Feeding the planet without deforestation, incorporating biodiversity conservation into forest management, supporting countries in managing forest fires and pests, promoting global ecosystem restoration, contributing to the Desertification Action Project, as well as to the Mountain Partnership and Sustainable Timber for a Sustainable World initiatives.
One of the positive aspects of the goal of reversing climate change is that there are fewer and fewer denialist claims without any scientific basis, and there is an increasing institutional, business and social awareness to lessen our environmental impact in order to reduce global warming.
This is corroborated in Spain by the survey published on the occasion of World Environment Day 2022 by the BBVA Foundation, whose main conclusions reveal that environmental culture has taken hold in society as a whole. So much so that the majority of respondents consider climate change to be a more serious challenge than the coronavirus (with an average of 7.2 on a scale of agreement from 0 to 10)
“The public is deeply concerned about the degradation of the environment, considers that the situation is serious and that the measures that have been put in place so far to tackle this challenge largely fall short of what is needed to solve it.
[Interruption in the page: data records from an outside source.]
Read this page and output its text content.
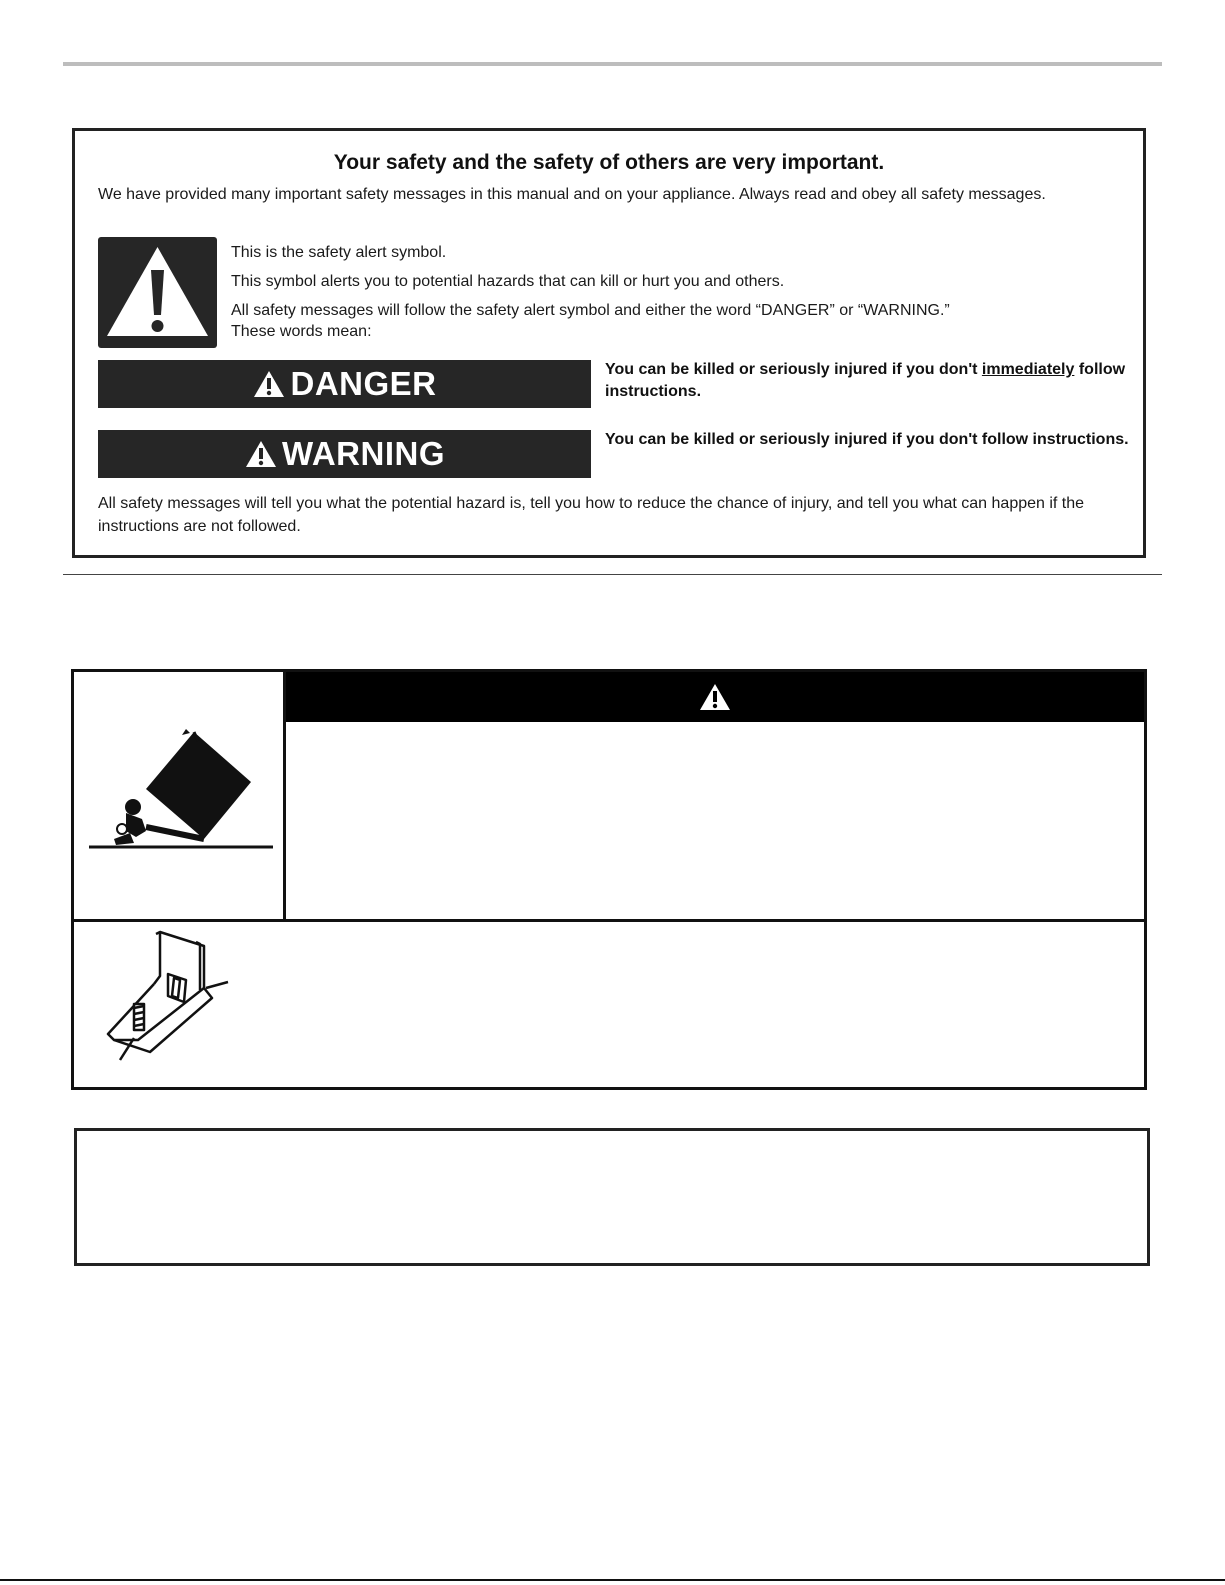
Your safety and the safety of others are very important.
We have provided many important safety messages in this manual and on your appliance. Always read and obey all safety messages.
This is the safety alert symbol.
This symbol alerts you to potential hazards that can kill or hurt you and others.
All safety messages will follow the safety alert symbol and either the word “DANGER” or “WARNING.”
These words mean:
DANGER	You can be killed or seriously injured if you don't immediately follow instructions.
WARNING	You can be killed or seriously injured if you don't follow instructions.
All safety messages will tell you what the potential hazard is, tell you how to reduce the chance of injury, and tell you what can happen if the instructions are not followed.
However, people are not falling into a degree of pessimism that could lead to inaction: a majority – 55% – believe that although climate change is irreversible, some of its effects can be alleviated through the sum of individual behaviour and public policies, and 39% even believe that there is still time to reverse it.
And this growing concern about the climate crisis has led to the population also taking action, as is the case of the Citizens’ Climate Assembly (Asamblea Ciudadana para el Clima), which on 6 June hand-delivered to Spanish President Pedro Sánchez a total of 172 recommendations and a very clear request: to promote “a National Pact against climate change, so that this action is something transversal and does not depend on a political party or a government”.
Let’s get to work
If the terrible pandemic put the world in a state of emergency and the pharmaceutical, medical, social and institutional response has managed to bring it under control, the events that have followed are a tragic succession, such as the Russian invasion of Ukraine.
Energy resources are a bargaining chip, and Putin’s challenge has provoked an urgent reactionary effect in Europe and its allies to move away from dependence on fossil fuels and accelerate decarbonisation in favour of sustainable energy.
The electric, mobility and technology industry was already taking important steps towards clean, self-sufficient energy, but time is pressing in all respects.
The answer lies in wind farms, solar plants, water and tidal power, the production of electric vehicles and the necessary technological and telecommunications support.
In this regard, Telefónica has been recognised in the Supplier Engagement Ranking 2021 for the third consecutive year as a leading global company for its action against climate change.
The Spanish telecommunications multinational aims to reduce its emissions in the value chain by 39% in 2025, compared to 2016, and to reach “net zero” in 2040.
Agenda 2030, last chance
In the face of the triple climate, economic and health crises that threaten the advancement of sustainable development globally, there is a thread of hope with the 2030 Agenda for Sustainable Development, a plan of action for people, planet and prosperity, which also intends to strengthen universal peace and access to justice.
193 UN member states adopted a resolution recognising that the greatest challenge in the world today is the eradication of poverty and affirming that without poverty eradication there can be no sustainable development.
The Agenda sets out 17 Goals with 169 integrated and indivisible targets covering economic, social and environmental spheres. In adopting it, States committed themselves to mobilising the means necessary for its implementation through partnerships with a special focus on the needs of the poorest and most vulnerable.